Chainsight: Forecasting Bitcoin On-Chain, Honestly

As a product owner, my job has never been to write every line — it's to decide what's worth building, set the brief and the guardrails, and steer it into existence. Chainsight was my test of how far that goes. Could I take a genuinely hard problem — forecasting Bitcoin end to end from on-chain data — and, working through Claude, own it from the brief and the guardrails all the way to a live, calibrated product? Not to trade it, but to see how every piece fits together: the node, the metrics, the models, the calibration, and the honesty about how little signal is really there.

Chainsight is that system. Each day it forecasts five things — market regime, directional probability, volatility, a price range, and tail risk — and shows every number with its uncertainty and a plain-English explanation of what it means and why it matters. The lessons that stuck were less about the models than about how you think and decide when AI is doing the building.

The brief I set myself

Two rules did most of the work: no black boxes, and no bought data. That's a product decision before it's a technical one — it fixes what the thing is allowed to be, and most of the architecture falls out of it.

On-chain metrics are computed locally from a Bitcoin Core full node. A set of Python indexers walk every block over JSON-RPC and maintain the full ~180-million-output UTXO set in SQLite, deriving MVRV, SOPR, supply-in-profit, coin-days-destroyed, dormancy, the Puell multiple, exchange flows and whale share — the kind of data you'd normally rent from Glassnode.
Six model heads turn those features into forecasts: a LightGBM directional classifier, a HAR-RV + gradient-boosted volatility model, LightGBM quantile regressors for the price cone, a Gaussian-HMM-labelled regime classifier, a logistic tail-risk head, and a logistic meta-blender that calibrates the final probability.
It runs offline every hour, writes predictions to Supabase, and a Next.js dashboard on Vercel reads them. No streaming, no live trading — a daily batch and a page that explains itself.

Chainsight daily snapshot: regime, P(up), volatility and tail risk. — The daily snapshot — every signal shown with its confidence and an explainer.

Where my judgment was the load-bearing part

The hard part wasn't the models — it was not fooling myself. And that turned out to be exactly where a product owner earns their keep when AI is doing the building. Financial time series leak the future through a dozen subtle doors, and a leaked feature will happily produce a beautiful, worthless backtest. Claude will happily write that beautiful, worthless backtest too, if the brief lets it — the model optimizes for the goal you actually set, not the one you meant. So the scarce thing was never the code. It was deciding, up front and in writing, what "honest" had to mean, and then refusing every shortcut that would have made the numbers look better than they were.

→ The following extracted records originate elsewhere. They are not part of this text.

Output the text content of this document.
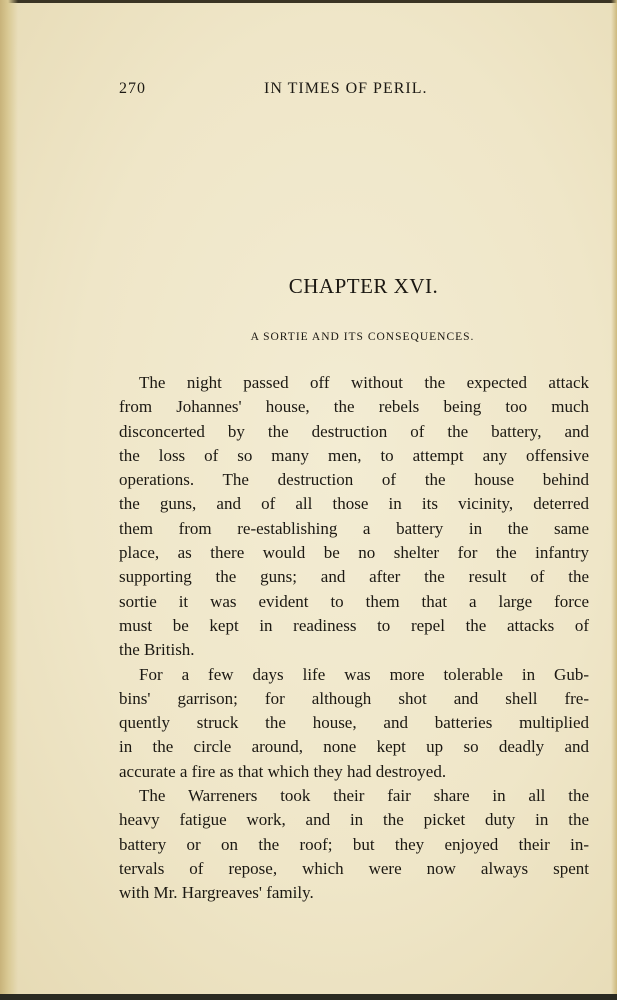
270	IN TIMES OF PERIL.
CHAPTER XVI.
A SORTIE AND ITS CONSEQUENCES.
The night passed off without the expected attack
from Johannes' house, the rebels being too much
disconcerted by the destruction of the battery, and
the loss of so many men, to attempt any offensive
operations. The destruction of the house behind
the guns, and of all those in its vicinity, deterred
them from re-establishing a battery in the same
place, as there would be no shelter for the infantry
supporting the guns; and after the result of the
sortie it was evident to them that a large force
must be kept in readiness to repel the attacks of
the British.
For a few days life was more tolerable in Gub-
bins' garrison; for although shot and shell fre-
quently struck the house, and batteries multiplied
in the circle around, none kept up so deadly and
accurate a fire as that which they had destroyed.
The Warreners took their fair share in all the
heavy fatigue work, and in the picket duty in the
battery or on the roof; but they enjoyed their in-
tervals of repose, which were now always spent
with Mr. Hargreaves' family.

That decision became the spine of the project: point-in-time correctness. A store that only ever returns what was known on a given day. A 24-hour vendor lag baked into both training and inference. Features z-scored against an expanding 365-day-minimum window. López de Prado purged-and-embargoed cross-validation, so a label's future can't bleed into the fold that scores it. Every leakage test was written before the code it guards, across six first-class test categories (unit, leakage, golden, property, integration, acceptance). Seven model-quality gates are pinned in CI, so loosening one shows up as a visible diff rather than a quiet regression. None of that is exotic engineering — it's the product owner's refusal to ship a number I don't believe, turned into machinery the AI has to pass through.

The Chainsight model card with its six heads and acceptance gates. — The model card — every head and every gate, scored on held-out data.

That isn't a bug to fix; it's the finding. The blockchain shows settlement, not the price discovery happening on centralized exchanges, so there's a hard ceiling around 55–57% directional accuracy. Chainsight says so out loud and spends its effort on calibration — being right about how unsure it is — rather than pretending to alpha. When it says "55%," it means 55%, and the dashboard shows the price cone as the real output, with the median almost an afterthought.

The P10–P90 quantile forecast cone next to the position gauge. — The forecast cone is the honest read: a wide cone means high uncertainty even when the median points up.

Everything is auditable down to the feature. Each input has its own page with a definition, how it tends to push price, and 90 days of history — and the position gauge reconstructs its own value from the three knobs that built it, so the trade signal is an audit trail rather than a verdict.

Per-feature page for MVRV-Z with z-score, price-effect explainer and history. — No black boxes — every feature explains itself and links back to its heatmap cell.

What I'd carry forward

Three things now, where I used to say two. First, point-in-time discipline is worth more than any model: get the data-timing right and a simple model stays honest; get it wrong and a fancy one lies convincingly. Second, write the test that proves the absence of leakage before you write the feature — it quietly changes what you build, and what you let the AI build for you. Third — the lesson this project taught me about my own job — when AI does the building, the product owner's leverage moves to defining "good" and holding the line on it. Claude will clear whatever bar you set; choosing the right bar, and refusing to lower it when a looser one would flatter the results, is the actual work. Chainsight will never beat the market, and that was never the point. It's the most rigorous "toy" I've built — and the rigor is the product.